Many of the places you have visited are simple, with friendly owners/workers with whom you make a personal connection. How about high-end places? What can you say about them?
That most of them aren’t very good? I am only half joking. I rarely eat in flashy places, usually because they are more interested in what people are wearing and what they are drinking than in what is coming out of the kitchen. They also never seem to last for very long. For myself, I prefer to go to established places where families and workers eat.
Your book is not only about food but more about places and people (and even seasons!). Which have been the most memorable encounters?
Food is woven throughout the book and I like to say that it forms the first step, and the last, but it is not the whole story: for me, people—and their stories—come first. Memorable encounters are many, but let me name two. I am extremely fond of Imenjon Mahmudov, in Osh, Kyrgyzstan, who has become a friend over the years and who cooks an insanely good plov made with local Uzgen rice—short, fat, reddish, and supremely flavorsome—little peeled eggs from the quails in his courtyard, and local quince and carrots. He has fantastic stories to tell about cooking for mountaineers at the Peak Lenin base camp, including famous climbers such as Anatoli Boukreev, known as a “lung with legs.” Boukreev was depicted in the 2015 blockbuster film “Everest.” I also think often of the poet-botanist Mirzoshah Akobirov, in whose orchard, deep in the Rasht Valley in Tajikistan, I stayed. An incredible man—a singer, a musician, a poet, and a brilliant gardener—and one of the most hospitable people I have ever met.
You prepared for your journey by reading many travelers’ accounts. Which ones were helpful?
I carried two books with me on the journeys I took when researching Red Sands, both of which are very useful and interesting. The first is Through Khiva to Golden Samarkand by Isabella “Ella” Robertson Christie, published in 1925. It is an account of her two journeys to this region, in 1910 and 1912. Ella was a formidable and sharp-eyed traveler, born in 1861 close to my adopted city of Edinburgh. Her musings provided constant reminders to travel unhurriedly but deliberately, to observe quietly, and to examine life both high and low. To indulge a hunger for the world, but to go slowly and stay busy by simply being there. What sets Ella Christie’s work apart from better-remembered writers on this region, such as Peter Hopkirk and Sir Fitzroy Maclean, are her commonplace observations and her motivation. Rather than setting out to spy, break records or gain accolades, she took pleasure in observing and noting the domestic and commonplace—cooking, clothing, and workshops—in great detail.

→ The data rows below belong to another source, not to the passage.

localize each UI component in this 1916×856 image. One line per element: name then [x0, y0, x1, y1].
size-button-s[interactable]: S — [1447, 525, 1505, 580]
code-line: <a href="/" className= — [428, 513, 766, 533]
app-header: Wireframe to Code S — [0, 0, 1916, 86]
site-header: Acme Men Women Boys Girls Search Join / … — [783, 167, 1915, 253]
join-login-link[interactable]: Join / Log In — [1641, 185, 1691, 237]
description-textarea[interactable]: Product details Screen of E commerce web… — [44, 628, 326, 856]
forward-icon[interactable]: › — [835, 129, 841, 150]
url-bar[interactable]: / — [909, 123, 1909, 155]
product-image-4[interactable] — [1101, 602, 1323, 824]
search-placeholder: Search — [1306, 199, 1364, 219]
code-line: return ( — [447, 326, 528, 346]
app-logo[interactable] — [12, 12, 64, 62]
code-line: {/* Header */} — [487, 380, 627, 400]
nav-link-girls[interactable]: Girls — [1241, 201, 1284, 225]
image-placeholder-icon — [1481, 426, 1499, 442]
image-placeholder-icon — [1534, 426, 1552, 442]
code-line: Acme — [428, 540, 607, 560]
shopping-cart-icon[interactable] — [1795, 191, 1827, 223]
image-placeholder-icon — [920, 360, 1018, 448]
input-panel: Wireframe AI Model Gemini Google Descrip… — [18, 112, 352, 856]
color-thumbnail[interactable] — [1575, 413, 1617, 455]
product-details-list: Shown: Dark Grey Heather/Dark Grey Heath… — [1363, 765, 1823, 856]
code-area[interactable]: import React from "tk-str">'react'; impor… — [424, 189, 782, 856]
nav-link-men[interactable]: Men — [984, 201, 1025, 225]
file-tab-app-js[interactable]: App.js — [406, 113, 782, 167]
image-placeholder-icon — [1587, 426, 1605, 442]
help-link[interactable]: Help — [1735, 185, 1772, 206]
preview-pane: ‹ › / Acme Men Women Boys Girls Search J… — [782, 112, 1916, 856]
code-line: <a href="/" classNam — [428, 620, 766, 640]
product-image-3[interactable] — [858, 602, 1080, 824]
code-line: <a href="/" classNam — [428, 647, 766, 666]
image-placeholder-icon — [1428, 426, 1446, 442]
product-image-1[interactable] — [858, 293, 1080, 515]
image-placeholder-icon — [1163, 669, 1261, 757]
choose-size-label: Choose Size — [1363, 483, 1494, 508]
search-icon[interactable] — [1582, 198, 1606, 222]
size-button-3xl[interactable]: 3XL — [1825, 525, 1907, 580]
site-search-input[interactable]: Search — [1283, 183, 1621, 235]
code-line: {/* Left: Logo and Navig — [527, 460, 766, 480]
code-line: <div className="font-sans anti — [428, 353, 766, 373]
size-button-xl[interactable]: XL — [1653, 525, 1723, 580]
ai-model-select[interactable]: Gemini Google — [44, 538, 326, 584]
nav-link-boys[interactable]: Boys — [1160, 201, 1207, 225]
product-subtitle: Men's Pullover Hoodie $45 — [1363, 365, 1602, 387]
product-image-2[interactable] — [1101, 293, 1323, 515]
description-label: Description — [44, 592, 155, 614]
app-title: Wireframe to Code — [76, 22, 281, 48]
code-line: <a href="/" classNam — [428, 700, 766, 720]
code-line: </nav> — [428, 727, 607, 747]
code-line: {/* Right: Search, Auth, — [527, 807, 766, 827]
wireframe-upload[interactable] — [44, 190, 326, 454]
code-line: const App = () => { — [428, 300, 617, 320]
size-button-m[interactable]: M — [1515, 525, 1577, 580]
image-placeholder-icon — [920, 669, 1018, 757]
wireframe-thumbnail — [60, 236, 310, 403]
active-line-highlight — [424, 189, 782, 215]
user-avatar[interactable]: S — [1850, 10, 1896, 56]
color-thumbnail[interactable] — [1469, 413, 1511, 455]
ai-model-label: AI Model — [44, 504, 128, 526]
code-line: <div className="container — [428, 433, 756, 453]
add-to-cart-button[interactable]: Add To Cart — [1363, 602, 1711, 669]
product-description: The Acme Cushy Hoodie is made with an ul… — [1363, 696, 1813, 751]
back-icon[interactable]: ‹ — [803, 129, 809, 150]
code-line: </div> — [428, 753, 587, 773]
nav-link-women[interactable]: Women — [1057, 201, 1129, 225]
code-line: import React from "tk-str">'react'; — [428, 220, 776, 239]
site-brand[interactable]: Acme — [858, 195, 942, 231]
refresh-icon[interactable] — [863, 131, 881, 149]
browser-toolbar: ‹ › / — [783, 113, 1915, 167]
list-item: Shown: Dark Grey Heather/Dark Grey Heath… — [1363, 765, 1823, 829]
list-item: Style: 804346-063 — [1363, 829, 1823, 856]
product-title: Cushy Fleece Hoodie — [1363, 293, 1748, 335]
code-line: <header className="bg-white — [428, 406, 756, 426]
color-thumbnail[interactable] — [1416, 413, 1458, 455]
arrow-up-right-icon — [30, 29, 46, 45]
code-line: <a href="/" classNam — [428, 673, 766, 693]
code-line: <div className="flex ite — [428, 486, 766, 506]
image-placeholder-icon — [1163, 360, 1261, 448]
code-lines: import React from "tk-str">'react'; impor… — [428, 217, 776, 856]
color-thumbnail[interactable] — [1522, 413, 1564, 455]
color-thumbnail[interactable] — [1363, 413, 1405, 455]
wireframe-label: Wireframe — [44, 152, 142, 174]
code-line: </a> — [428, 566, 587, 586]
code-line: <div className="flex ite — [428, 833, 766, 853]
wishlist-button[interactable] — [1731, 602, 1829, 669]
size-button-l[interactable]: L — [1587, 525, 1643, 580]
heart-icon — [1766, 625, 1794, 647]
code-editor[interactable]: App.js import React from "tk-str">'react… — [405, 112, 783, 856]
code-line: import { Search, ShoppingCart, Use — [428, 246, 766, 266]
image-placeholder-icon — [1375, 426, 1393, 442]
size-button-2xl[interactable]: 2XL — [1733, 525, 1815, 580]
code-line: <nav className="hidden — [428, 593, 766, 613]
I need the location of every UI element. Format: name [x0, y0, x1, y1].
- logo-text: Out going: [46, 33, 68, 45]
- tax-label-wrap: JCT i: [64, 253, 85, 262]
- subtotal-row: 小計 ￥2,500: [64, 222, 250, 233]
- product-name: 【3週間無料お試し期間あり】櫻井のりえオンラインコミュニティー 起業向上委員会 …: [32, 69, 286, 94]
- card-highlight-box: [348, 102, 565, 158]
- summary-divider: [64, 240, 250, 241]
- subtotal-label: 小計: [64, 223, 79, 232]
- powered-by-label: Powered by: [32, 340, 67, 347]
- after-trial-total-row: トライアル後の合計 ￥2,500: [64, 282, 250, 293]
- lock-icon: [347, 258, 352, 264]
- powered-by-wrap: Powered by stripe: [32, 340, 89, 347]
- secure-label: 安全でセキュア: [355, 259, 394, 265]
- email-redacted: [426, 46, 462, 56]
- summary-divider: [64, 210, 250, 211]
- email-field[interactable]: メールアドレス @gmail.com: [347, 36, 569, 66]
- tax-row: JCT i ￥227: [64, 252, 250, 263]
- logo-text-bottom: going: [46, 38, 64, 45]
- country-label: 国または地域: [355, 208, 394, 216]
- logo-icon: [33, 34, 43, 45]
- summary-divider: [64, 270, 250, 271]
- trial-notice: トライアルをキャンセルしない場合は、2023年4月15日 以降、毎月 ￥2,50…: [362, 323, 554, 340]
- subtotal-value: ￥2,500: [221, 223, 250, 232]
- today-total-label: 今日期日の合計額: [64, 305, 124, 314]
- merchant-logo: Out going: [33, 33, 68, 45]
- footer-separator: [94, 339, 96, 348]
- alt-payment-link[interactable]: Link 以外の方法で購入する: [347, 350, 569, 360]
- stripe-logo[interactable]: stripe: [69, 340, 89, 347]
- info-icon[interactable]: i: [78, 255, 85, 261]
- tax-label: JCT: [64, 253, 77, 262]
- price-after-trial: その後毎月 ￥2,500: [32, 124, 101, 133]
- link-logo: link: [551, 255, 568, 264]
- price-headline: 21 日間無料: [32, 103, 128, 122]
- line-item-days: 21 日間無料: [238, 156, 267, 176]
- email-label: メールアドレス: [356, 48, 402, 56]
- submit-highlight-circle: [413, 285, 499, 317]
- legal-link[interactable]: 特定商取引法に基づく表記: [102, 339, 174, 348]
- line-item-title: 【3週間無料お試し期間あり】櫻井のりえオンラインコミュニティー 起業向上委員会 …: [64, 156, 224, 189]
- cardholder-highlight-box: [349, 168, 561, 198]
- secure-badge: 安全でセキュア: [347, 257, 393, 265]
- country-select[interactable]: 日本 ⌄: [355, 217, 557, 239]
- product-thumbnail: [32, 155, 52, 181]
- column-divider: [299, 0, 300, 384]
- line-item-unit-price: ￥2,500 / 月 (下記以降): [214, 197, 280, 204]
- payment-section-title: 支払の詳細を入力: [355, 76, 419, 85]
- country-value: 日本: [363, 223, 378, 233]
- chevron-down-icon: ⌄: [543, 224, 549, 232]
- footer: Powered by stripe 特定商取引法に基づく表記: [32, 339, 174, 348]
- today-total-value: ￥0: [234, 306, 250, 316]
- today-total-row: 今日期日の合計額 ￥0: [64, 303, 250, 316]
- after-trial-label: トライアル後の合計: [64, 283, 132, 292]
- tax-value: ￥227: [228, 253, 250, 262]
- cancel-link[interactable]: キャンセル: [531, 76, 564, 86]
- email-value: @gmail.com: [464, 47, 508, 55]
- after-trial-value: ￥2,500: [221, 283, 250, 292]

The second writer is John Wardell, also British, who recorded his years living in Kazakhstan in a fascinating and well-written book entitled In the Kirghiz Steppes (historically, the Kazakh steppe was referred to as Kirghiz) that is sadly little-read today. He arrived in 1914, on his 25th birthday, to mine copper for the tsar, having left London 16 and a half days earlier. He witnessed Kazakhstan on the eve of industrialization and delighted in the seasons changing. He cataloged the flora—yellow irises, marigolds, wild sage, and bitter lemony southernwood—and noted horses’ hooves bruising the herbs so that the air was redolent with perfume. These are far from impossible images. On my own journey through the Kazakh steppe in early summer, red poppies stretched blazing and livid for hundreds of miles and I crushed strongly scented wild mint and thyme underfoot. Wardell’s book, as I carried it with me, was a physical reminder of the value of recording the present, of noting people, places and countries at a time of development and transformation.